Editorial (n°19 – Avril 2014)
écrit par Akli Amrouche

Le secteur de la culture est le seul, aujourd’hui, à disposer non pas d’un, mais de deux schémas nationaux. L’un concerne le développement des infrastructures culturelles à travers le territoire national : musées, bibliothèques, théâtres, cinémas, etc., l’autre représente un schéma directeur pour la préservation et la mise en valeur du patrimoine culturel. Cela nous donne un maillage d’infrastructures et de lieux culturels d’une extrême richesse. Le problème est que l’Algérie d’aujourd’hui, profitant d’une aisance financière jamais connue par le passé, multiplie les programmes d’investissements publics dans tous les secteurs : stades, hôpitaux, universités, écoles, tourisme, industrie, énergie, logements, transport, routes, etc. Une ambition démesurée qui fait naître des couacs visibles à chaque fois que l’on se penche sur un secteur donné.
L’ensemble des gestionnaires avec qui nous avons eu l’occasion de nous entretenir s’accordent sur les difficultés de mise en œuvre des programmes lancés : Absence de compétences managériales, nombre insuffisant d’entreprises qualifiées, difficultés d’obtention des autorisations de programme, manque de coordination entre les secteurs, etc. Partant de ces constats, il serait judicieux de se pencher sur les vrais problèmes que connaît présentement notre pays.

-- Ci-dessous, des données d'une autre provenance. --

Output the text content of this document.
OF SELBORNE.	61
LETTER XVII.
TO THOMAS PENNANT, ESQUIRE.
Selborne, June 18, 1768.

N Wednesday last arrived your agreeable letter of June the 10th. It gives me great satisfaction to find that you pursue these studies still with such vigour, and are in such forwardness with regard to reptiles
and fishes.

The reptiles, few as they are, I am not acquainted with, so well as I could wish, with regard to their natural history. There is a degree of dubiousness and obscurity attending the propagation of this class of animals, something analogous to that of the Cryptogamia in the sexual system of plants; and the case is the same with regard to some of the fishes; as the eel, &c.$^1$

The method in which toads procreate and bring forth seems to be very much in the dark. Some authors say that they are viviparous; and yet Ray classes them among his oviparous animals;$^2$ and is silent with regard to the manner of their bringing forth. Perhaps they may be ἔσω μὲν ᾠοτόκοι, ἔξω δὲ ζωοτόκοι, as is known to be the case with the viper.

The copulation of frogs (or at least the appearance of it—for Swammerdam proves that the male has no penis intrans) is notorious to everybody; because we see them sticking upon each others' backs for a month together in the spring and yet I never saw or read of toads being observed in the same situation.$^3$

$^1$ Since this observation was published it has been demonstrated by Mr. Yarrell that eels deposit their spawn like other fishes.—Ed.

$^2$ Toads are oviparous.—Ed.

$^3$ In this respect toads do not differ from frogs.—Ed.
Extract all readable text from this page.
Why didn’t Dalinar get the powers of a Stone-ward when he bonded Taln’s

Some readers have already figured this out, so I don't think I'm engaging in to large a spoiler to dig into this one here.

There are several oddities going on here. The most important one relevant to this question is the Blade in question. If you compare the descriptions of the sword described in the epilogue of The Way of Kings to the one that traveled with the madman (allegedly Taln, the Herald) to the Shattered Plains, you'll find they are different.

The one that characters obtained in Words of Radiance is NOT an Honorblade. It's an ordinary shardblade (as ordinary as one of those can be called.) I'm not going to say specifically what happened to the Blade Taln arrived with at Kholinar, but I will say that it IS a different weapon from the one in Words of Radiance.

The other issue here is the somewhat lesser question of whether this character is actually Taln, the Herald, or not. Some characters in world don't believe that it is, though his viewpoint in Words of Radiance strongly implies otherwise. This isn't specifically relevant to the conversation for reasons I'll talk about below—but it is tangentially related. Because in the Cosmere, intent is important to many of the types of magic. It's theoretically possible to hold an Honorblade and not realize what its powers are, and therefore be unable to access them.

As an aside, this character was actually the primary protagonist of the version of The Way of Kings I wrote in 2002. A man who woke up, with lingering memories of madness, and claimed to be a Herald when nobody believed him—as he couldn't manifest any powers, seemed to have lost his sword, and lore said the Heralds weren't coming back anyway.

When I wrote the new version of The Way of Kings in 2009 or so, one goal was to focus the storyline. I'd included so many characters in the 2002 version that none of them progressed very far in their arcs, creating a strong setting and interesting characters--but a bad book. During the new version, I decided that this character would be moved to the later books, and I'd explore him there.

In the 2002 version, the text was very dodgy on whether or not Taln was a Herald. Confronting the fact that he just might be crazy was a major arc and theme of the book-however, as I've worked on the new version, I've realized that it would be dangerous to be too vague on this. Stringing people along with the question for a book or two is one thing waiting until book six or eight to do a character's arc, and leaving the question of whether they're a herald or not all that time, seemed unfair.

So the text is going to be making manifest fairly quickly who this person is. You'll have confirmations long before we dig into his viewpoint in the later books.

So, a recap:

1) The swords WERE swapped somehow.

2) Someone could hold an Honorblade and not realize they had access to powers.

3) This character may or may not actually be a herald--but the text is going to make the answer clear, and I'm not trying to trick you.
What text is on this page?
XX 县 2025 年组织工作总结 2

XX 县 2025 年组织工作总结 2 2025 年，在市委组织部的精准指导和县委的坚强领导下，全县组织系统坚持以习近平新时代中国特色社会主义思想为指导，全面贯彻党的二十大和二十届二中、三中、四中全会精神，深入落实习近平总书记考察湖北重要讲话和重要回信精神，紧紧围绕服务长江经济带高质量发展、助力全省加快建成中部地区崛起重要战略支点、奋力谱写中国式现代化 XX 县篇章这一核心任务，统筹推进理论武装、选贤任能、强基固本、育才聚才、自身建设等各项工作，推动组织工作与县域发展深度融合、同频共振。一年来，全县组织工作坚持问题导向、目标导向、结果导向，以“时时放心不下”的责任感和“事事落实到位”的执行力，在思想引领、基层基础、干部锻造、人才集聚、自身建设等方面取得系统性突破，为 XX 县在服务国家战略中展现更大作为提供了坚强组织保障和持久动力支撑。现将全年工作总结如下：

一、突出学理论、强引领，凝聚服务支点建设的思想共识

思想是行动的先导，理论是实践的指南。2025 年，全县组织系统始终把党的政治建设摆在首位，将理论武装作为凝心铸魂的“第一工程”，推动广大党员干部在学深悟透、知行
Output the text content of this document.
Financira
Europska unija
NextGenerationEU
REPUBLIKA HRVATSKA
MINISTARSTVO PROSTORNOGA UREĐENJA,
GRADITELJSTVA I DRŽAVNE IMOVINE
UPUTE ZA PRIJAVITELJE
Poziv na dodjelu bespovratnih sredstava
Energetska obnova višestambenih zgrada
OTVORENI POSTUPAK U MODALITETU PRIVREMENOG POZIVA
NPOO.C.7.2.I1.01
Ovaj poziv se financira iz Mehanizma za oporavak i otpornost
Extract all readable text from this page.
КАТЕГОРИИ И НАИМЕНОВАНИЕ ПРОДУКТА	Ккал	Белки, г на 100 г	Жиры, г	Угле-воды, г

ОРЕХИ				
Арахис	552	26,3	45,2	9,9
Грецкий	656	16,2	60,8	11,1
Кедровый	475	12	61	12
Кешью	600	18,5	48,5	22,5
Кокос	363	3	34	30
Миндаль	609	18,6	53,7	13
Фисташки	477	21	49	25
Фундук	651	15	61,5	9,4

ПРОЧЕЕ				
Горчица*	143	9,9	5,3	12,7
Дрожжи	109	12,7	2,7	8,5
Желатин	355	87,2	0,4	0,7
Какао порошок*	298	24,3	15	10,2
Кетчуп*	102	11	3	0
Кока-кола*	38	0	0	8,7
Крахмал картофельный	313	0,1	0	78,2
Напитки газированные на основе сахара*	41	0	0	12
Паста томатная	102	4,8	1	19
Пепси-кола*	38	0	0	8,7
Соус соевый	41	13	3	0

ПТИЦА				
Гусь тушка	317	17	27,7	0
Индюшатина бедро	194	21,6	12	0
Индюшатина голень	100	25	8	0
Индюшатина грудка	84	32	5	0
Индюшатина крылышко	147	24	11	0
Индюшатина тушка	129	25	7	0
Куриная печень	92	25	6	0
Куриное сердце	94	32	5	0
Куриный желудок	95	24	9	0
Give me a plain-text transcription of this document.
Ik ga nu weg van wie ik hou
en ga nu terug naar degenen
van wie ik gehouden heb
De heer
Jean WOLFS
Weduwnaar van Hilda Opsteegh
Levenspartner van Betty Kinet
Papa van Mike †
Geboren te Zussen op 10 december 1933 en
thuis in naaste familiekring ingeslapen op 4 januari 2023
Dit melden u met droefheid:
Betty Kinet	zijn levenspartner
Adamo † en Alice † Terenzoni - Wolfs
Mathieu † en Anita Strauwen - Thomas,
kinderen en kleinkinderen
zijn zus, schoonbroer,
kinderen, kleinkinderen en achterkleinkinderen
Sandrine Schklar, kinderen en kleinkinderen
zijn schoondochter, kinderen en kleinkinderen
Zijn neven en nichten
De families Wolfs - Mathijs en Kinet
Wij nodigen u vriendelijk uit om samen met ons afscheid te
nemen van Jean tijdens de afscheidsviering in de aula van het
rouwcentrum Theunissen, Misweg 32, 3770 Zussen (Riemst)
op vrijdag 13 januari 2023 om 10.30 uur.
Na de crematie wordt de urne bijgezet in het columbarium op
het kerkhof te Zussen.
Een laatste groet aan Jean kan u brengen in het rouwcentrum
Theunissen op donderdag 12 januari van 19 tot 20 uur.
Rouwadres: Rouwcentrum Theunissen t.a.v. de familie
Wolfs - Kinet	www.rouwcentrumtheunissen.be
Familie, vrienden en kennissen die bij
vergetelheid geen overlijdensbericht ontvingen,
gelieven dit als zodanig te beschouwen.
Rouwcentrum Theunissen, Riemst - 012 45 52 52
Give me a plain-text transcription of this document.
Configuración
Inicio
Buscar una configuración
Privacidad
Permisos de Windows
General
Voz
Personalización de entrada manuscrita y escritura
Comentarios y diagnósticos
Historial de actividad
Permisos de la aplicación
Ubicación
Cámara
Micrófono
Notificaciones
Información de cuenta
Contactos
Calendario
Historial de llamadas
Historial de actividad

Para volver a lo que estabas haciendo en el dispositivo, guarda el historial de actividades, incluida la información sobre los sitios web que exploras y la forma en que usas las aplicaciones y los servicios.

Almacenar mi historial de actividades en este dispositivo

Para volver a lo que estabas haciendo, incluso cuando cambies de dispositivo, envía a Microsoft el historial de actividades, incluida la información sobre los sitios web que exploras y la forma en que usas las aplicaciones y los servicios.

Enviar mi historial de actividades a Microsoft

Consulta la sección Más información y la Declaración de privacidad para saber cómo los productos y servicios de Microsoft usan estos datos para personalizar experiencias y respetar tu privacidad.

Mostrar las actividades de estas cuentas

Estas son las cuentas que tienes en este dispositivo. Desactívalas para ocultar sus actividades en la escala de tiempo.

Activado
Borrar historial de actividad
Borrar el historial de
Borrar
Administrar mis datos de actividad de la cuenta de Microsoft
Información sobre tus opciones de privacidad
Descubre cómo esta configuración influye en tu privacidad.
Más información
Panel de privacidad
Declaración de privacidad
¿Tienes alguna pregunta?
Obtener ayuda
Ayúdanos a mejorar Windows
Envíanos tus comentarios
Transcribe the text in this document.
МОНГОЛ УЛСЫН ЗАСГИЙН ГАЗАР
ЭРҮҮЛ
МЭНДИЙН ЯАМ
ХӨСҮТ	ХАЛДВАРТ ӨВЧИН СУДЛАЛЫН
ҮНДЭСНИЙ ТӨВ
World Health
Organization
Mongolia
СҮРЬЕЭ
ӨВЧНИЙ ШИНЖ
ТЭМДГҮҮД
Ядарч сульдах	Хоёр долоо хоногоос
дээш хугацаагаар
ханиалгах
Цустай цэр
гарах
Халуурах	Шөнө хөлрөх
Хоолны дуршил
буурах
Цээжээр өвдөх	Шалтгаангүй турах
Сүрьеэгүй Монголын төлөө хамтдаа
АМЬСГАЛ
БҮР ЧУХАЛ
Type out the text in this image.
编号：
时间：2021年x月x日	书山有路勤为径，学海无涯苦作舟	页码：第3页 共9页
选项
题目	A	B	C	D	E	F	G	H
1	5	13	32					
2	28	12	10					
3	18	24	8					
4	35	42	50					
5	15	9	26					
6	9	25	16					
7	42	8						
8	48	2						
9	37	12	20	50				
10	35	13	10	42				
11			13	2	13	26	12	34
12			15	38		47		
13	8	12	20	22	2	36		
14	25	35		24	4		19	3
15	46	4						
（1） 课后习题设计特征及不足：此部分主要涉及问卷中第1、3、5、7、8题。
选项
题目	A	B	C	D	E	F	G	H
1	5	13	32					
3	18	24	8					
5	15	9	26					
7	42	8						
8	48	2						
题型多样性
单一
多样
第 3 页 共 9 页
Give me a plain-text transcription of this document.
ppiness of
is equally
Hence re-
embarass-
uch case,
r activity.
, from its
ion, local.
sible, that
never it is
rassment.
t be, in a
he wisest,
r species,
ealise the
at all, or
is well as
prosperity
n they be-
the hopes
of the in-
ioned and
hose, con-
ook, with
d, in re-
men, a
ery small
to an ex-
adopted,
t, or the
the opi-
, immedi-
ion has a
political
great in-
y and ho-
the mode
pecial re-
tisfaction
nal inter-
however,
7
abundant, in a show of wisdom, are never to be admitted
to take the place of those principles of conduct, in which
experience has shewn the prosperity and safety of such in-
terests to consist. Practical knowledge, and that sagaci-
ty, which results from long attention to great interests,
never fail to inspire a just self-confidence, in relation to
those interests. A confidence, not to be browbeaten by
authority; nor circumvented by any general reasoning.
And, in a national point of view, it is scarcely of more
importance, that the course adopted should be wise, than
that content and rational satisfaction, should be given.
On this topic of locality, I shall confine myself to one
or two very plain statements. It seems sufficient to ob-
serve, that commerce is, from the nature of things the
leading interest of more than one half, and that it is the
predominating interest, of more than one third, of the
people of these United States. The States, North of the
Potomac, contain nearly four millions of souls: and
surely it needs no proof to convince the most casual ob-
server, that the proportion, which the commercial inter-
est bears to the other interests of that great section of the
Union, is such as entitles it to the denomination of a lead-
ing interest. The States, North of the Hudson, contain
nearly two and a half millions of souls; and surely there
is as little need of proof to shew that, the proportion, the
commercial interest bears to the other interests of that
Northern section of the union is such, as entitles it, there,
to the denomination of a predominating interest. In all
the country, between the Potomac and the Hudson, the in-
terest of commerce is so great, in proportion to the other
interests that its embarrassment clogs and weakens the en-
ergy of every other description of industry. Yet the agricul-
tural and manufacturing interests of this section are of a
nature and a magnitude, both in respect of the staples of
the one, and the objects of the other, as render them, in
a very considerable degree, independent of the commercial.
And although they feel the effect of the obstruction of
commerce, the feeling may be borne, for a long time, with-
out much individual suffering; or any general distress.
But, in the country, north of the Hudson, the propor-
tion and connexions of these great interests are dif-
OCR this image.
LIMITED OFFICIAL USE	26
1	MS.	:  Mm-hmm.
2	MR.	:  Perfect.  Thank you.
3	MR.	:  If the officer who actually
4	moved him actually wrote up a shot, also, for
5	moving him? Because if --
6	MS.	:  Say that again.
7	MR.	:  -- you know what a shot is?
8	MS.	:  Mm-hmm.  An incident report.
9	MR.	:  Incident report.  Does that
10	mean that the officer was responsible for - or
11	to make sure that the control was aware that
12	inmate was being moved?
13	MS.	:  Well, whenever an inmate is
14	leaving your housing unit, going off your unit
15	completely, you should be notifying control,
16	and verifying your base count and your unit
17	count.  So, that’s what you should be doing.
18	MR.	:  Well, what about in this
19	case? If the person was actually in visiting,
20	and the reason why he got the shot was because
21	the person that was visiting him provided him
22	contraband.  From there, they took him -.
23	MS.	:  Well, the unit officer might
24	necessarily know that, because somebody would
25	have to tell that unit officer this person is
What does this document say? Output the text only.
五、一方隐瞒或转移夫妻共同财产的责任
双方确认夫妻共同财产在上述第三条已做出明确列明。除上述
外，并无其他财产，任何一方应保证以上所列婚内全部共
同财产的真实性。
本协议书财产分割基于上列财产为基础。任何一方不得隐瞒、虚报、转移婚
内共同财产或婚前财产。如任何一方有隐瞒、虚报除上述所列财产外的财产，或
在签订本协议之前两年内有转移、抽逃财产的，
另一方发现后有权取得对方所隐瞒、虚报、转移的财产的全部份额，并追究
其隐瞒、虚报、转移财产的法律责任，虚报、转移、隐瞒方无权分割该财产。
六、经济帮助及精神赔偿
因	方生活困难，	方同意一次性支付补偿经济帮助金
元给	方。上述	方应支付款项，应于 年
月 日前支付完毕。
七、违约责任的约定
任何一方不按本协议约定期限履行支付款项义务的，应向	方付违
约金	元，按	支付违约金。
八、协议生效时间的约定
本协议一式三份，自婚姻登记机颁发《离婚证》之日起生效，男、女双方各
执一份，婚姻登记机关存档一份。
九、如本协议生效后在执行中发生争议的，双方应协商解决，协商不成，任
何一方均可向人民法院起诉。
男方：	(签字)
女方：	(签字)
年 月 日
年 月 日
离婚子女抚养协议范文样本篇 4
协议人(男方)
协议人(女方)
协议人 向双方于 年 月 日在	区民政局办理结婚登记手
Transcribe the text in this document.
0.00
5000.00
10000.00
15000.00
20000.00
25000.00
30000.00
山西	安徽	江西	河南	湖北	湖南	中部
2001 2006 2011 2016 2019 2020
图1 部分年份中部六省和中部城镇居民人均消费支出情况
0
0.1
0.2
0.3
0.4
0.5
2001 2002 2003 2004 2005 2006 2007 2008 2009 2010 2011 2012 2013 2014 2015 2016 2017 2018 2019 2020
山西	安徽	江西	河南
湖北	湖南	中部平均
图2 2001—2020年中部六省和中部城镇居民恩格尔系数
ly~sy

Au sein de notre collectif, nous pensons qu’il est important de revoir notre système de gouvernance qui a prouvé ses limites. Plusieurs exemples peuvent être concrètement donnés pour témoigner des lourdeurs dont sont victimes les ambitions affichées : Le ministère de la Culture, puisque c’est notre focus pour cette édition, a pour projet d’implanter 1541 bibliothèques communales, un projet capital et méritant. Toutefois, les autorisations de programme sont obtenues au compte-gouttes : il faut une parcelle de terrain, un budget conséquent, une procédure de marché public (…) Tout cela fait perdre beaucoup de temps ! Pourtant, il est possible de travailler en équipe, en associant le ministère de l’Habitat qui construit à lui seul deux millions de logements avec des projets dans chaque commune, réserver par exemple, un niveau ou deux d’un immeuble de logements pour y installer une bibliothèque. Ce programme étant parfaitement compatible, la commande d’architecture pour ce genre d’immeuble ne sera que bénéfique à la réflexion des architectes qui produiront des quartiers mieux lotis et mieux intégrés. Ainsi nous résolvons le problème en un temps record au vu des énormes programmes d’habitat. Beaucoup d’exemples de ce type peuvent être donnés.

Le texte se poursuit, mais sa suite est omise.